Pauschalsteuer abschaffen JA!

Das Komitee „JA zur Abschaffung der Pauschalsteuer“ hat heute vor den Medien seine Argumente für die Abschaffung dieses ungerechten Steuerprivilegs für Superreiche dargelegt. Unia-Geschäftsleitungsmitglied Nico Lutz wies darauf hin, dass in Kantonen, welche die Pauschalsteuer abgeschafft haben, die Steuererträge gestiegen sind.

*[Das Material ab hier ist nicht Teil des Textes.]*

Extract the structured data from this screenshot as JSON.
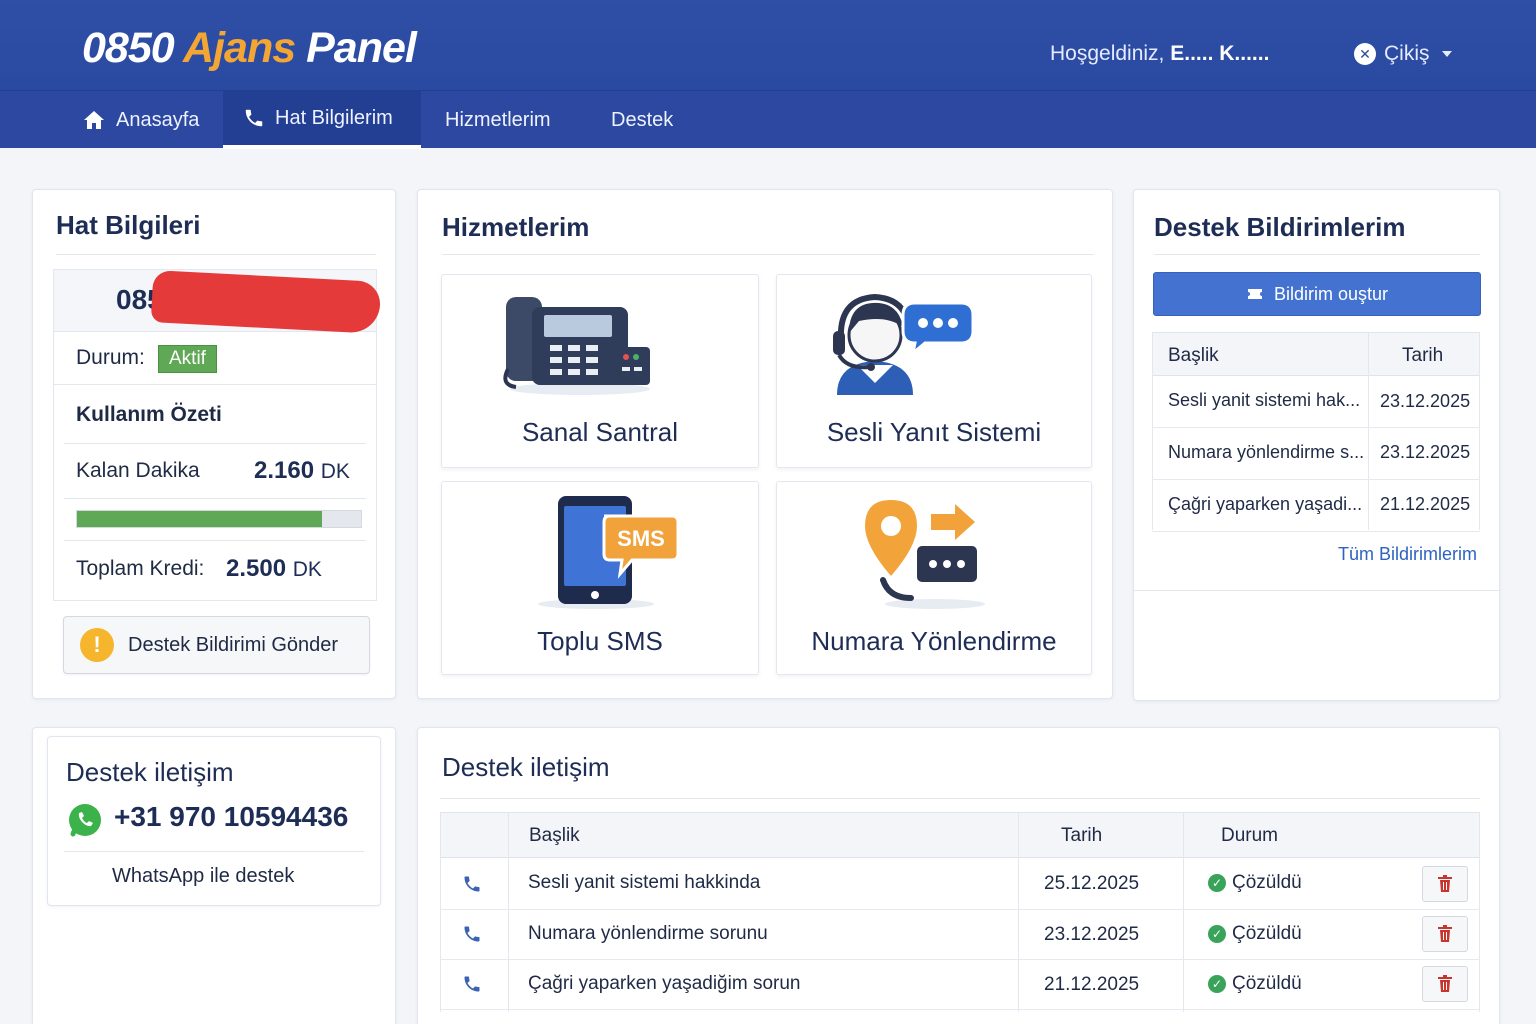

Mit Schreckensszenarien und Phantasiezahlen verbreiten die Wirtschaftsverbände Angst vor Arbeitsplatzabbau, wenn Pauschalbesteuerte nach einem Ja zur Initiative wegziehen würden. Die Erfahrung zeigt aber, dass Kriterien wie Sicherheit, gute Infrastruktur und politische Stabilität für Ausländer/innen viel wichtiger sind als der Steuersatz, um sich in der Schweiz niederzulassen.

Ausfälle werden kompensiert

Sollten trotzdem ein paar gutbetuchte Pauschalbesteuerte dem Land den Rücken kehren, so würden ihre Villen kaum lange leer stehen. Im Kanton Zürich, der die Pauschalsteuer 2009 abgeschafft hat, leben heute in vielen solchen Liegenschaften Schweizer oder ausländische Personen, die regulär besteuert werden. Die Zusatzeinnahmen kommen in erster Linie den Gemeinden und Kantonen zugute.

Pauschalsteuer schadet überall

Ein weiteres Argument für die Abschaffung der Pauschalsteuer ist, dass sie auch im Ausland grossen Schaden anrichtet. Schwerreiche Oligarchen entziehen mit Hilfe der Schweizer Sonderregelung ihre Milliarden der Besteuerung in ihrem Heimatland. Bezahlen muss die Bevölkerung – oft mit schmerzhaften Sozialkürzungen. Die Schweiz darf nicht länger Beihilfe zu solch schädlichen Geschäftsmodellen leisten.